On a forward looking basis, Pfizer projects the following for its BNT162b2 vaccine program with bolds being mine:
1.) In June 2021, Pfizer and BioNTech initiated a Phase 2/3 study to further evaluate the safety, tolerability and immunogenicity of BNT162b2 in preventing COVID-19 in healthy children between the ages of 6 months to 11 years old. The companies expect to have the safety and immunogenicity data that could potentially support an Emergency Use Authorization (EUA) for use in children ages 5 to 11 years old, if such an EUA is deemed necessary, by the end of September. The full dataset from this study, which will be required to support licensure in thisage group, is expected by the end of 2021. Similar data packages will be submitted shortly thereafter to support EUA and licensure in children 6 months to 5 years of age.
2.) In July 2021, Pfizer and BioNTech provided an update on the ongoing Phase 1/2/3 booster trial of a third dose of the current BNT162b2 vaccine. Initial safety and immunogenicity data from the study demonstrate that a booster dose given at least 6 months after the second dose has a consistent tolerability profile while eliciting high neutralization titers against the wild type and the Beta (B.1.351) variant, which are 5 to 10 times higher than after two primary doses. In addition, newly disclosed data demonstrates that a third dose elicits neutralizing titers against the Delta (B.1.617.2) variant that are more than five times higher in younger people and more than 11 times higher in older people than after two doses. The companies expect to publish more definitive data about the analysis and all accumulated data will be shared as part of the ongoing discussions with the FDA, EMA and other regulatory authorities in the coming weeks.
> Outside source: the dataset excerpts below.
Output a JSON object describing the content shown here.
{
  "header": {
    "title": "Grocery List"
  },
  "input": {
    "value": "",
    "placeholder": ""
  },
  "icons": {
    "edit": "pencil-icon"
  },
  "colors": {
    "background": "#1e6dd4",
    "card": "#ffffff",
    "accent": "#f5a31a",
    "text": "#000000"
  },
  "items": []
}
3.) In July 2021, Pfizer and BioNTech initiated the global Phase 3 portion of the clinical study to evaluate the efficacy, safety and tolerability of a third dose of BNT162b2 compared to placebo, including evaluating the booster’s efficacy at continuing to prevent COVID-19 infection. The Phase 3 study will enroll 10,000 participants who participated in the original Phase 3 trial.
After all, how is Pfizer supposed to increase its profitability without injecting young children between the ages of 6 months and 11 years with its experimental vaccine that has not yet finished Phase 2/3 trials? Those hundreds of millions of young children will join participants in Pfizer's Phase 3 trial which will examine the safety of a third dose (the booster dose) of BNT162b2
It is clear that, thanks to the COVID-19 pandemic, Pfizer has become a company that is heavily reliant on its experimental COVID-19 vaccine for its profitability. While there was relatively modest revenue growth in the company's other product lines, they pale in comparison to the growth in revenue and profitability delivered mainly by the BNT162b2 vaccine. As well, thanks to the generosity of taxpayers around the world, not only are we ultimately paying for an experimental vaccine, we have also completely absolved Pfizer from any costs of advertising their COVID-19 vaccine not to mention any liability that may result from vaccination with BNT162b2, the costs of which will also ultimately be borne by taxpayers.